Cimlman picture Cimlman · Jun 21, 2018 · Viewed 44.9k times · Source

Suppose that I would like to implement a fix to a project of someone else. That project resides on GitHub.

I could create a fork on GitHub and implement the fix.

However, I would like to create my fork on GitLab rather than on GitHub.

Is that possible? How?

I have read this article: https://about.gitlab.com/2016/12/01/how-to-keep-your-fork-up-to-date-with-its-origin/

Anyway, I am not sure what should I do in my case.

  • Should I just create a fork on GitLab of the project from GitHub somehow?
  • Or should I create a mirror on GitLab of the project from GitHub?
  • Or should I create a mirror on GitLab and then fork the mirror?
  • Or should I do something completely different?

What is the correct approach.

Thanks.

UPDATE

Repository mirroring on GitLab does not make sense probably.
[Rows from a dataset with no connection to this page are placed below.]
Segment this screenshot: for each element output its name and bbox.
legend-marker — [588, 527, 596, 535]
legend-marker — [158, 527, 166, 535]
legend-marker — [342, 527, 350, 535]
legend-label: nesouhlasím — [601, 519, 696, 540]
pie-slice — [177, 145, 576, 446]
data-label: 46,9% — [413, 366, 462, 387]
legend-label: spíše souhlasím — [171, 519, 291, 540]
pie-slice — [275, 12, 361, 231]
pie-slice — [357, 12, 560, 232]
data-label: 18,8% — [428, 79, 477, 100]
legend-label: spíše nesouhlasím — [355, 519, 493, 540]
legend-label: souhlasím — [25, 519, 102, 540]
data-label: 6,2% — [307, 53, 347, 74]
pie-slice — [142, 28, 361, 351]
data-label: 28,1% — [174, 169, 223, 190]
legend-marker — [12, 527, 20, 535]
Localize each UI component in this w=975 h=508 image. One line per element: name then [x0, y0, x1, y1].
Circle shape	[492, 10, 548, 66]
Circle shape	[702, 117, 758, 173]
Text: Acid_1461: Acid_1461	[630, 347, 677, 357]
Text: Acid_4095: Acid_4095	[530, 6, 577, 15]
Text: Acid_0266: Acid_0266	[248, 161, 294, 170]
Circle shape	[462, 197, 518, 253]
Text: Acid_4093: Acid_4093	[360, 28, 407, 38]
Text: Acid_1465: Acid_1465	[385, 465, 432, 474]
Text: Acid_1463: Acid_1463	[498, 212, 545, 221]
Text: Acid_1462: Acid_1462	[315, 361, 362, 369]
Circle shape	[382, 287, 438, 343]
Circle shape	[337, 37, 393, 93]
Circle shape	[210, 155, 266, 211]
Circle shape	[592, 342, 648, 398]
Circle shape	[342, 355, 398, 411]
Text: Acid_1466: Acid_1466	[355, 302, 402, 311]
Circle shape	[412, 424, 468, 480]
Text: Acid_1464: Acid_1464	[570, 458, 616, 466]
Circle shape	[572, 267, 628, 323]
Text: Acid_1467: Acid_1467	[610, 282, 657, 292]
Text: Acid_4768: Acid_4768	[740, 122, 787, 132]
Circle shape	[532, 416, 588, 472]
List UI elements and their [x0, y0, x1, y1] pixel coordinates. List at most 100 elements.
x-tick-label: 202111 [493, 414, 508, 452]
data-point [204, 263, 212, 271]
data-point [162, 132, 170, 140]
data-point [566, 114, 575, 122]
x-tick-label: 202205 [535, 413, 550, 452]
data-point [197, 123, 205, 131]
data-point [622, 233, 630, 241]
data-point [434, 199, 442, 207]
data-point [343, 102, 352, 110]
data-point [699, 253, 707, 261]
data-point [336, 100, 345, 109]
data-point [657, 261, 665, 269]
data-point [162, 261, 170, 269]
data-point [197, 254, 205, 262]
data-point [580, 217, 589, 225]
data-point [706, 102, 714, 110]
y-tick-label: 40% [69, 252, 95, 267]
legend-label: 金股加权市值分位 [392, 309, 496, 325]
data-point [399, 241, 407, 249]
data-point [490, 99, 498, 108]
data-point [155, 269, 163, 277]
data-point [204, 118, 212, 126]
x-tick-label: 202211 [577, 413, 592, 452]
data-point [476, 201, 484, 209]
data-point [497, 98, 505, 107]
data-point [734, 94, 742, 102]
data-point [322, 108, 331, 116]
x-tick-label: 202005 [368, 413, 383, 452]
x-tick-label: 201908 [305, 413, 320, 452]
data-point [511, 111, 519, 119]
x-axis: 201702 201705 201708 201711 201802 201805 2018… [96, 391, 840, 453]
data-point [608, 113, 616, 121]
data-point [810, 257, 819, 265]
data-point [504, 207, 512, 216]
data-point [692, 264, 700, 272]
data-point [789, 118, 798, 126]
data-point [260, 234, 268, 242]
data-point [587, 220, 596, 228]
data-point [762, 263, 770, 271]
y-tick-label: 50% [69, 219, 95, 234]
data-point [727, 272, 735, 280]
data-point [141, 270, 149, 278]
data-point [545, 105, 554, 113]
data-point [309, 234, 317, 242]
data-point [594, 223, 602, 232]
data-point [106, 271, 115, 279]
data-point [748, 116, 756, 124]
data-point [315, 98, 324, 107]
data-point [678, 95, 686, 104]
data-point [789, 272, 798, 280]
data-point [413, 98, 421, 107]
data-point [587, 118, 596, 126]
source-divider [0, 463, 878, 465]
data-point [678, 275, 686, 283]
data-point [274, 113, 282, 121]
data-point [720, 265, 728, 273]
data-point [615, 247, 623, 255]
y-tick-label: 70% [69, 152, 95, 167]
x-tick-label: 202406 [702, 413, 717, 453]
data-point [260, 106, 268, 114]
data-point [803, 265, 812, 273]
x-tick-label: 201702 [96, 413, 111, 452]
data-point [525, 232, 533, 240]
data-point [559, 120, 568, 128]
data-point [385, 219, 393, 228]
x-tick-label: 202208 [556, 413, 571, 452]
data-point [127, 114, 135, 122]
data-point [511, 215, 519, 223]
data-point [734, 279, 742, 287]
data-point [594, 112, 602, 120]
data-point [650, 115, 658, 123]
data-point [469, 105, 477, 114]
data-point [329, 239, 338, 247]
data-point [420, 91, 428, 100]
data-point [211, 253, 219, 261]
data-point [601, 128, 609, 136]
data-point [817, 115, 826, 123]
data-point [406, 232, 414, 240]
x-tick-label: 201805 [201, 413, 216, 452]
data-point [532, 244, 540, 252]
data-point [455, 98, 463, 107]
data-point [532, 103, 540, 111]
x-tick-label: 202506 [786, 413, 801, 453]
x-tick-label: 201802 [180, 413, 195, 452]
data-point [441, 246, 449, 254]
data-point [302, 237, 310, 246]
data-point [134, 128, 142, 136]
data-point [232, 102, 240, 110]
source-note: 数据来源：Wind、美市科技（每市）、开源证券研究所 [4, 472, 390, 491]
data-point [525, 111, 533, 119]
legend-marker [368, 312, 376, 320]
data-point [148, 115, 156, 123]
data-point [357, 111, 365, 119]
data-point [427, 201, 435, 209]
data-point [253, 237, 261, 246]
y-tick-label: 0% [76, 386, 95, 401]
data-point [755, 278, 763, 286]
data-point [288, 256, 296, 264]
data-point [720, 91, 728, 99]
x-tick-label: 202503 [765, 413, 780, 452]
I can create a mirror of MY GitHub repository on GitLab but I cannot create a mirror of a repository of someone else.

https://docs.gitlab.com/ee/workflow/repository_mirroring.html

This is what I have done so far:

I have cloned the original GitHub project to my local machine. I have commited the fix to a new branch in my local repository. I have created an empty project on GitLab. I have set origin in my local repository to that empty project on GitLab and pushed both branches to GitLab. I have set upstream in my local repository to the GitHub repository.

When I want to get new commits from the original GitHub repository to the repository on GitLab (i.e. sync the repositories), I can do this using my local repo as an intermediate step. However, there is no direct connection between the repo on GitHub and the repo on GitLab. Is my setup correct? Is there any difference if I make a fork on GitHub?

Answer

Chris Watts picture Chris Watts · Oct 23, 2018

If you just want to track changes, first make an empty repository in GitLab (or whatever else you may be using) and clone it to your computer.

Then add the GitHub project as the "upstream" remote with:

git remote add upstream https://github.com/user/repo

Now you can fetch and pull from the upstream should there be any changes. (You can also push or merge to it if you have access rights.)

git pull upstream master

Finally, push back to your own GitLab repository:

git push origin master

If you don't want to manually pull upstream/push origin, GitLab offers a mirroring ability in Settings => Repository => Mirroring repositories.